Wenn Raketen und Autos auf die schiefe Bahn geraten…

Bald wird wieder „geknallt und geböllert“, um das vergangene Jahr zu verabschieden und das neue zu begrüßen und die berühmte Frage taucht wieder auf: Was machen wir eigentlich an Silvester? Das Fest zum Jahresende geht auf den gregorianischen Kalender von 1582 zurück, seinen Namen hat es dem Papst Silvester zu verdanken, der am 31. Dezember starb. Auch in China wird das Jahresende mit aufwendigen Feuerwerken verabschiedet, dort richtet sich der Zeitpunkt des Festes jedoch nach dem Mondjahr, sodass es nie auf den gleichen Tag fällt. Doch während selbst hart gesottene Workaholics sich am letzten Tag des Jahres eine Auszeit gönnen, macht das Strafrecht keine Pause. Denn die Knallkörper sind nicht zu unterschätzen und können im Einzelfall sogar zu einer Strafbarkeit führen.

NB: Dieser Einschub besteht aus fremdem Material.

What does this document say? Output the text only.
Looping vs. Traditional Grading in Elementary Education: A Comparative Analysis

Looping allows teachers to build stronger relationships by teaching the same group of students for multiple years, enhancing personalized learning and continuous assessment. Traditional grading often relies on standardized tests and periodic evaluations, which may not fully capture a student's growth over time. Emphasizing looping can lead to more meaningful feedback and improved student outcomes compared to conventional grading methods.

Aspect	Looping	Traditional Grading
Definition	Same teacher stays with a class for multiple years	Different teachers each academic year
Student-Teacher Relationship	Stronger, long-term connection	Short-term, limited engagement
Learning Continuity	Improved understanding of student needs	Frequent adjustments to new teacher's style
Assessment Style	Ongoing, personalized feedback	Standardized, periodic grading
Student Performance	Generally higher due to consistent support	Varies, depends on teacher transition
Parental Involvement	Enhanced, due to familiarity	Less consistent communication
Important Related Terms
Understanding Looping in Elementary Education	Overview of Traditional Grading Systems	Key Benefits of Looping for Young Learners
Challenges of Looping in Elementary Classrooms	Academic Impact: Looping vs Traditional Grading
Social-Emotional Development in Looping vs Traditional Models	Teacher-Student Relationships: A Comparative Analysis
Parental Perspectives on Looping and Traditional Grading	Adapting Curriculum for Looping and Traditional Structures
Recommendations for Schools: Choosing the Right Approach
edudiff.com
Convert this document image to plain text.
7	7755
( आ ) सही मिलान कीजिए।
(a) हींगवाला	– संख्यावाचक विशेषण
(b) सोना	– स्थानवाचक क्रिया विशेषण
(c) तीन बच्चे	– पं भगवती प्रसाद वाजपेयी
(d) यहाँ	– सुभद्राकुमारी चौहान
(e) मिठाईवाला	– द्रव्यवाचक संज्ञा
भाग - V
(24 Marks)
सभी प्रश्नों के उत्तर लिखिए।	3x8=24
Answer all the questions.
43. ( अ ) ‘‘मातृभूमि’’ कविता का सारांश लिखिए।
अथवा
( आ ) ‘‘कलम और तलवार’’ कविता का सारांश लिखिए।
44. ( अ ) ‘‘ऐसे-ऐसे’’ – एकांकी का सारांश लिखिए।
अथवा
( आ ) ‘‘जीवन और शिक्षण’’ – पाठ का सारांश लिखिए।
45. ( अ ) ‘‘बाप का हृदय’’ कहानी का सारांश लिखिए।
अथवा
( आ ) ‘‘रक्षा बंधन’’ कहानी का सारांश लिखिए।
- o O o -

Wer nicht durch das Bundesamt für Materialforschung und -prüfung (BAM) zugelassene Ware einführt oder sogar selber baut, der riskiert sogar eine Haftstrafe. So erhielt ein Fußballfan 2011 eine Gefängnisstrafe, weil er im Zuschauerblock während des Lokalderbys des SC Preußen Münster gegen den Vfl Osnabrück im Zuschauerblock eine selbst hergestellte Rakete zündete. Die Richter erkannten hierin den Tatbestand des Herbeiführens einer Sprengstoffexplosion in Tateinheit mit gefährlicher Körperverletzung und verurteilten ihn zu fünf Jahren Freiheitsstrafe.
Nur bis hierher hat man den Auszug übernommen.